Sorry – COSPLAY

Label: Domino
Released: 7th November 2025

Sorry’s ‘COSPLAY’ arrives as a world of doubles and disguises, but it’s the precision that keeps the mirrors from fogging. The album frames “overlapping worlds” as a working method rather than a tease: identities tilt, references surface and recede, and the songs hold their line while everything around them shifts.
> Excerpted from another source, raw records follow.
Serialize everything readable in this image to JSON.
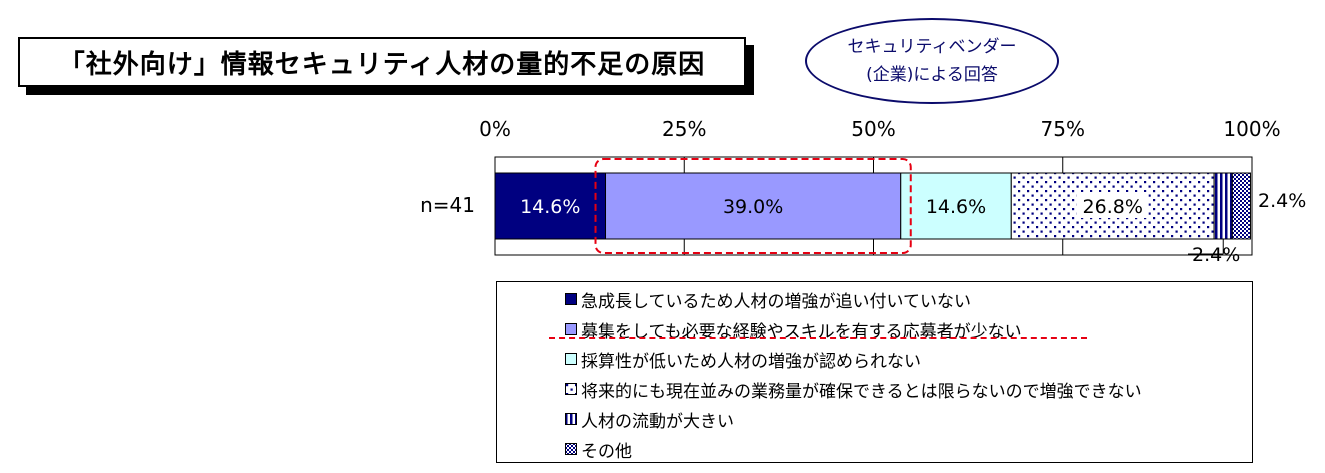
{
  "title": "「社外向け」情報セキュリティ人材の量的不足の原因",
  "respondent": {
    "line1": "セキュリティベンダー",
    "line2": "(企業)による回答"
  },
  "colors": {
    "navy": "#000080",
    "lavender": "#9999ff",
    "pale_cyan": "#ccffff",
    "dots": "#000080",
    "highlight": "#e60012"
  },
  "chart_data": {
    "type": "bar",
    "orientation": "horizontal-stacked",
    "categories": [
      "n=41"
    ],
    "x_ticks": [
      "0%",
      "25%",
      "50%",
      "75%",
      "100%"
    ],
    "xlim": [
      0,
      100
    ],
    "grid": true,
    "series": [
      {
        "name": "急成長しているため人材の増強が追い付いていない",
        "values": [
          14.6
        ],
        "label": "14.6%",
        "pattern": "solid-navy"
      },
      {
        "name": "募集をしても必要な経験やスキルを有する応募者が少ない",
        "values": [
          39.0
        ],
        "label": "39.0%",
        "pattern": "solid-lavender"
      },
      {
        "name": "採算性が低いため人材の増強が認められない",
        "values": [
          14.6
        ],
        "label": "14.6%",
        "pattern": "solid-pale-cyan"
      },
      {
        "name": "将来的にも現在並みの業務量が確保できるとは限らないので増強できない",
        "values": [
          26.8
        ],
        "label": "26.8%",
        "pattern": "dots"
      },
      {
        "name": "人材の流動が大きい",
        "values": [
          2.4
        ],
        "label": "2.4%",
        "pattern": "vertical-stripes"
      },
      {
        "name": "その他",
        "values": [
          2.4
        ],
        "label": "2.4%",
        "pattern": "crosshatch"
      }
    ],
    "highlighted_series": [
      "募集をしても必要な経験やスキルを有する応募者が少ない"
    ],
    "legend_position": "bottom"
  }
}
‘Waxwing’ sets the tone for that sleight of hand. It folds a recognisable pop fragment into Sorry’s own mood – an interpolation of the ‘Hey Mickey’ lyric refracted until it feels like a half-remembered transmission. It’s a neat proof of concept: a borrowed wink made strange without losing its hook. ‘Jetplane’ pushes the unease forward. It’s skittering and menacing, a track that keeps its footing by letting the rhythm twitch while the inky sense of humour that’s trailed the band peeks through the cracks. Between them, you hear how ‘COSPLAY’ handles contrast: bright shapes pulled through dark water.
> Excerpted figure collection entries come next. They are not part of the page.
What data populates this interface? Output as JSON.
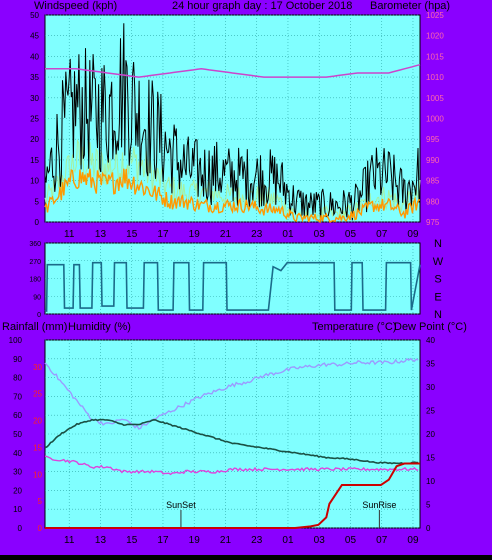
{
  "header": {
    "left_title": "Windspeed (kph)",
    "center_title": "24 hour graph day : 17 October 2018",
    "right_title": "Barometer (hpa)"
  },
  "middle_header": {
    "left_title": "Rainfall (mm)",
    "left_title2": "Humidity (%)",
    "right_title": "Temperature (°C)",
    "right_title2": "Dew Point (°C)"
  },
  "colors": {
    "frame": "#8a00ff",
    "plot_bg": "#80ffff",
    "grid": "#2ea7a7",
    "wind_gust": "#000000",
    "wind_avg": "#ff9900",
    "wind_lightgreen": "#a6f0a0",
    "barometer": "#cc44cc",
    "direction": "#1b6b8a",
    "temperature": "#1a5044",
    "humidity": "#9b9bff",
    "dewpoint": "#dd44dd",
    "rainfall": "#cc0000",
    "axis_left": "#000000",
    "axis_right": "#ff66aa"
  },
  "x_ticks": [
    "11",
    "13",
    "15",
    "17",
    "19",
    "21",
    "23",
    "01",
    "03",
    "05",
    "07",
    "09"
  ],
  "chart_data": [
    {
      "type": "line",
      "name": "wind-barometer-chart",
      "ylabel": "Windspeed (kph)",
      "y2label": "Barometer (hpa)",
      "ylim": [
        0,
        50
      ],
      "y2lim": [
        975,
        1025
      ],
      "yticks": [
        0,
        5,
        10,
        15,
        20,
        25,
        30,
        35,
        40,
        45,
        50
      ],
      "y2ticks": [
        975,
        980,
        985,
        990,
        995,
        1000,
        1005,
        1010,
        1015,
        1020,
        1025
      ],
      "grid": true,
      "series": [
        {
          "name": "Barometer",
          "axis": "right",
          "x": [
            0,
            2,
            4,
            6,
            8,
            10,
            12,
            14,
            16,
            18,
            20,
            22,
            24
          ],
          "values": [
            1012,
            1012,
            1011,
            1010,
            1011,
            1012,
            1011,
            1010,
            1010,
            1010,
            1011,
            1011,
            1013
          ]
        },
        {
          "name": "Wind Gust",
          "axis": "left",
          "x": [
            0,
            1,
            2,
            3,
            4,
            5,
            6,
            7,
            8,
            9,
            10,
            11,
            12,
            13,
            14,
            15,
            16,
            17,
            18,
            19,
            20,
            21,
            22,
            23,
            24
          ],
          "values": [
            9,
            21,
            28,
            26,
            27,
            33,
            26,
            22,
            17,
            13,
            12,
            12,
            11,
            11,
            11,
            10,
            5,
            4,
            4,
            4,
            5,
            11,
            11,
            7,
            12
          ]
        },
        {
          "name": "Wind Average",
          "axis": "left",
          "x": [
            0,
            1,
            2,
            3,
            4,
            5,
            6,
            7,
            8,
            9,
            10,
            11,
            12,
            13,
            14,
            15,
            16,
            17,
            18,
            19,
            20,
            21,
            22,
            23,
            24
          ],
          "values": [
            3,
            7,
            11,
            10,
            9,
            11,
            9,
            7,
            5,
            5,
            4,
            4,
            4,
            4,
            3,
            3,
            1,
            1,
            1,
            1,
            2,
            4,
            4,
            2,
            5
          ]
        },
        {
          "name": "Wind Speed",
          "axis": "left",
          "x": [
            0,
            1,
            2,
            3,
            4,
            5,
            6,
            7,
            8,
            9,
            10,
            11,
            12,
            13,
            14,
            15,
            16,
            17,
            18,
            19,
            20,
            21,
            22,
            23,
            24
          ],
          "values": [
            5,
            10,
            15,
            14,
            13,
            15,
            14,
            11,
            8,
            7,
            7,
            7,
            6,
            6,
            6,
            5,
            2,
            2,
            2,
            2,
            3,
            6,
            6,
            4,
            7
          ]
        }
      ]
    },
    {
      "type": "line",
      "name": "wind-direction-chart",
      "y2tick_labels": [
        "N",
        "W",
        "S",
        "E",
        "N"
      ],
      "ylim": [
        0,
        360
      ],
      "yticks": [
        0,
        90,
        180,
        270,
        360
      ],
      "grid": true,
      "series": [
        {
          "name": "Wind Direction",
          "x": [
            0,
            0.1,
            0.15,
            1.2,
            1.25,
            1.8,
            1.85,
            2.2,
            2.25,
            3.0,
            3.05,
            3.6,
            3.65,
            4.4,
            4.45,
            5.2,
            5.25,
            6.3,
            6.35,
            7.2,
            7.25,
            8.2,
            8.25,
            9.2,
            9.25,
            10.1,
            10.15,
            11.6,
            11.65,
            12.6,
            12.65,
            14.3,
            14.6,
            15.1,
            15.5,
            18.5,
            18.55,
            19.6,
            19.65,
            20.3,
            20.35,
            21.8,
            21.85,
            23.4,
            23.45,
            24
          ],
          "values": [
            20,
            15,
            250,
            250,
            30,
            30,
            250,
            250,
            30,
            30,
            260,
            260,
            40,
            40,
            260,
            260,
            30,
            30,
            260,
            260,
            20,
            20,
            260,
            260,
            20,
            20,
            260,
            260,
            20,
            20,
            20,
            20,
            240,
            220,
            260,
            260,
            20,
            20,
            260,
            260,
            20,
            20,
            260,
            260,
            20,
            250
          ]
        }
      ]
    },
    {
      "type": "line",
      "name": "temperature-humidity-chart",
      "ylabel": "Rainfall (mm) / Humidity (%)",
      "y2label": "Temperature (°C) / Dew Point (°C)",
      "ylim": [
        0,
        100
      ],
      "yticks": [
        0,
        10,
        20,
        30,
        40,
        50,
        60,
        70,
        80,
        90,
        100
      ],
      "rain_ticks": [
        0,
        5,
        10,
        15,
        20,
        25,
        30
      ],
      "rainlim": [
        0,
        35
      ],
      "y2lim": [
        0,
        40
      ],
      "y2ticks": [
        0,
        5,
        10,
        15,
        20,
        25,
        30,
        35,
        40
      ],
      "grid": true,
      "annotations": [
        {
          "text": "SunSet",
          "x": 8.7
        },
        {
          "text": "SunRise",
          "x": 21.4
        }
      ],
      "series": [
        {
          "name": "Humidity",
          "axis": "left",
          "x": [
            0,
            1,
            2,
            3,
            4,
            5,
            6,
            7,
            8,
            9,
            10,
            11,
            12,
            13,
            14,
            15,
            16,
            17,
            18,
            19,
            20,
            21,
            22,
            23,
            24
          ],
          "values": [
            88,
            78,
            68,
            58,
            55,
            58,
            53,
            58,
            62,
            66,
            70,
            73,
            76,
            78,
            81,
            83,
            85,
            86,
            87,
            87,
            88,
            88,
            88,
            89,
            90
          ]
        },
        {
          "name": "Temperature",
          "axis": "right",
          "x": [
            0,
            1,
            2,
            3,
            4,
            5,
            6,
            7,
            8,
            9,
            10,
            11,
            12,
            13,
            14,
            15,
            16,
            17,
            18,
            19,
            20,
            21,
            22,
            23,
            24
          ],
          "values": [
            17,
            20,
            22,
            23,
            23,
            22,
            22,
            23,
            22,
            21,
            20,
            19,
            18,
            17.5,
            17,
            16.5,
            16,
            15.5,
            15,
            14.8,
            14.5,
            14,
            13.8,
            13.8,
            14
          ]
        },
        {
          "name": "Dew Point",
          "axis": "right",
          "x": [
            0,
            1,
            2,
            3,
            4,
            5,
            6,
            7,
            8,
            9,
            10,
            11,
            12,
            13,
            14,
            15,
            16,
            17,
            18,
            19,
            20,
            21,
            22,
            23,
            24
          ],
          "values": [
            15,
            14.5,
            14,
            13,
            13,
            12,
            12,
            12,
            11.5,
            12,
            12,
            12,
            12.5,
            12.5,
            12.5,
            12.5,
            12.5,
            12.5,
            12.5,
            12.5,
            12.5,
            12.5,
            12.5,
            12.5,
            12.5
          ]
        },
        {
          "name": "Rainfall",
          "axis": "rain",
          "x": [
            0,
            15.5,
            16,
            17,
            17.5,
            18,
            18.2,
            19,
            20,
            21,
            21.5,
            22,
            22.5,
            23,
            23.3,
            24
          ],
          "values": [
            0,
            0,
            0,
            0.3,
            0.6,
            2,
            4.5,
            8,
            8,
            8,
            8,
            9,
            11.5,
            12,
            12,
            12
          ]
        }
      ]
    }
  ]
}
‘Closer JIVE’ is the record’s unruliest lunge and one of its most controlled. From the first bar, it’s erratic and enthralling, up close and intimate, as digital feedback and splintered guitars pin down a looping, sticky vocal, while the arrangement keeps snapping shut before anything can sprawl. It reads like release rather than mess – a song that breaks form without breaking focus. ‘Today Might Be The Hit’ does the opposite job with the same discipline, a quick two-minute jolt that carries unusually snappy energy for Sorry and still leaves a trace of their oddness at the edges. It’s a smart dose of pace that keeps the album’s pulse honest.
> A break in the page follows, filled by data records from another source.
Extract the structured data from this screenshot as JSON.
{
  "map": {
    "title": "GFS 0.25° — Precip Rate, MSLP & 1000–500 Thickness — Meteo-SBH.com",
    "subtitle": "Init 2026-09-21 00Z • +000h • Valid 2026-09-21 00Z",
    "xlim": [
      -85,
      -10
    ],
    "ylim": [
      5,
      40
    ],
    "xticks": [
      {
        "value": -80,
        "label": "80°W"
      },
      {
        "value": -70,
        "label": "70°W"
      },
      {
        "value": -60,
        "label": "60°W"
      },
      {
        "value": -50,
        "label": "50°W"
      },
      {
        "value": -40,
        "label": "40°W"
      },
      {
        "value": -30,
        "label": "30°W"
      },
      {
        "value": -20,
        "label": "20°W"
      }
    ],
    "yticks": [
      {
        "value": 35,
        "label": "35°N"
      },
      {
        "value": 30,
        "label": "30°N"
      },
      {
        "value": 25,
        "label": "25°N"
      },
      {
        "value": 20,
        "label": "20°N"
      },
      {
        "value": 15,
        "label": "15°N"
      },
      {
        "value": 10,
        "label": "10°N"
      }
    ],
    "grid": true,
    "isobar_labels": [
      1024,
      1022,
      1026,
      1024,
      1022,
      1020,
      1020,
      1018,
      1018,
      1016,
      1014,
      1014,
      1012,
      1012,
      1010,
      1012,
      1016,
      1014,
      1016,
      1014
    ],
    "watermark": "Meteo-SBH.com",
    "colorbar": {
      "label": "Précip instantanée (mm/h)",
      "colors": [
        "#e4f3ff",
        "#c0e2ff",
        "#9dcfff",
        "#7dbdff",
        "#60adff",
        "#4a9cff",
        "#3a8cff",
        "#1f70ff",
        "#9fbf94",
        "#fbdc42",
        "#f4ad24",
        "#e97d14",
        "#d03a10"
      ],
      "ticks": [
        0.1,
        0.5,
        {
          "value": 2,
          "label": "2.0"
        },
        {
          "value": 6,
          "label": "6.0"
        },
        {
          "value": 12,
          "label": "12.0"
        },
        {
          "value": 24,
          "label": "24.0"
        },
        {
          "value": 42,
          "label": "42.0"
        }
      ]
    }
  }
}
‘Echoes’ is the clearest statement of the record’s theme. Built on the image of calling into a tunnel and hearing a third presence return the sound, it turns love and identity into architecture: a mantra-like hook, a close, slightly distorted vocal, guitar arpeggios, and warbling electronics riding a distinctly Sorry-hued groove. It’s tender without letting go of the chill that runs through the band’s best work.

‘COSPLAY’ treats role-play as structure, not costume. Hooks arrive, then shift; masks slip, then hold; references flash, then vanish. The common thread is control: even at its most unruly, the placement of parts feels deliberate. This is a chapter that uses disguise to show more, not less – a record where the mirror isn’t the point, the reflection is.